Die meisten Harnsteine bestehen aus Kalziumoxalat, die Pathogenese der kalziumhaltigen Steine ist nicht ganz klar. Randall’sche Plaques, beziehungsweise intratubuläre Kalzifikationen, die an geschädigten Epithelzellen der Nierenpapille verankert sind, bilden nach aktueller Auffassung den Kristallisationskern für Harnsteine. Die Inzidenz von Randall’schen Plaques ist bei Frauen und Männern in den letzten zwanzig Jahren von 17/20 Prozent um mehr als das Zwei- bis Dreifache auf 50/59 Prozent angestiegen. Auch das Durchschnittsalter für das erstmalige Auftreten von Steinen ist von einem Lebensalter 34 auf 26 Jahre gesunken. Lebensstil und Ernährungsweise könnten mit eine Erklärung dafür sein. Idiopathische Kalziumoxalat-Steinbildner mit traditionellen Risikofaktoren für Nephrolithiasis, wie niedriges Urinvolumen, hohe Kalziumkonzentration im Urin und vorgängige Steinbildung, weisen mehr Randall’sche Plaques auf, erklärt Prof. Dirk Lange, Urologie, University of British Columbia, Vancouver (CAN). Bei Personen ohne Kalziumoxalatsteine sind dagegen keine Randall’schen Plaques zu finden. Der exakte zugrundeliegende Mechanismus ist nicht geklärt. Eine vaskuläre Ätiologie wird derzeit diskutiert. Atheroskleroseähnliche Läsionen und Kalzifizierungen in den Gefässwänden der Vasa recta erodieren das papilläre Interstitium und wachsen weiter an. Das lässt den Schluss zu, dass die Entstehung von Nierensteinen eine vaskuläre Ursache hat. «Eine Steinerkrankung scheint daher eine systemische Erkrankung zu sein», führt Prof.
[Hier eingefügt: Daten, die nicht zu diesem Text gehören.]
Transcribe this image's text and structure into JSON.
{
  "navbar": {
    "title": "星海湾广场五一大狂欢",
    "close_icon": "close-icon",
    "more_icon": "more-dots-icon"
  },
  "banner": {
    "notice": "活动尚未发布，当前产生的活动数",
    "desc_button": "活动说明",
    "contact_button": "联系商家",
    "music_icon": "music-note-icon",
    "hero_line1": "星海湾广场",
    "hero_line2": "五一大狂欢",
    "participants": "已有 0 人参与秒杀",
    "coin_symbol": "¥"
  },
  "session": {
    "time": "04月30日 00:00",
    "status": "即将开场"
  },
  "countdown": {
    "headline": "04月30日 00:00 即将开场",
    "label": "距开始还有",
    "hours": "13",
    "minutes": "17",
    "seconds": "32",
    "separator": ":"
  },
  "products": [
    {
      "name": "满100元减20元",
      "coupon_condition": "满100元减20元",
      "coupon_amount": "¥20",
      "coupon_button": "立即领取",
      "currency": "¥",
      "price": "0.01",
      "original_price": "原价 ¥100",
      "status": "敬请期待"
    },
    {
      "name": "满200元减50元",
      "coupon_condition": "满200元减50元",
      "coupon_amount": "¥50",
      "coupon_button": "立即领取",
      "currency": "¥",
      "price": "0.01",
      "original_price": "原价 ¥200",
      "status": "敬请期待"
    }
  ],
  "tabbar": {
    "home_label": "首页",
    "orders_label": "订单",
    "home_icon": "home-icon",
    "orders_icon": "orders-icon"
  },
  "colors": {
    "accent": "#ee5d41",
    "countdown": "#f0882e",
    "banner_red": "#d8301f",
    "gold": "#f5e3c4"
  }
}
Kemal Sarica, Urologie, Kafkas University Medical School, Kars (TR), aus.
KURZ & BÜNDIG
Die Inzidenz der Urolithiasis ist weltweit ansteigend, Lebensstil und Ernährungsweise tragen dazu bei.
Randall’sche Plaques gehen einer Kalziumoxalatsteinbildung voraus.
Möglicherweise liegt eine Endotheldysfunktion zugrunde. Ernährungsumstellungen können bei der Rezidivprophylaxe
helfen.
Mit steigendem BMI erhöht sich beispielsweise das Risiko für das Auftreten von symptomatischen Nierensteinen (1). Ein möglicher Grund dafür ist die Veränderung der Urinzusammensetzung mit steigendem Anteil an Kalziumoxalat (2), wie der Referent in eigenen Untersuchungen beobachtet hat. Auch beim Metabolischen Syndrom, bei Patienten mit Diabetes wie auch Dyslipidämie ist das Urolithiasisrisiko erhöht, so der Referent. Eine gemeinsame Pathophysiologie dieser Erkrankungen liegt beispielsweise in der endothelialen Dysfunktion infolge oxidativem Stress. Hohe Oxalatspiegel induzieren selbst wiederum die Endothelschädigung und -dysfunktion, untergegangene Zellen fördern die Anheftung von Kristallen. Eine In-vitro-Untersuchung zeigte, dass eine Vorbehandlung der renalen proximalen Tubuluszellen mit Pyrrolidindithiocarbamat diese gegen den toxischen Einfluss von Oxalat unempfindlicher macht (3).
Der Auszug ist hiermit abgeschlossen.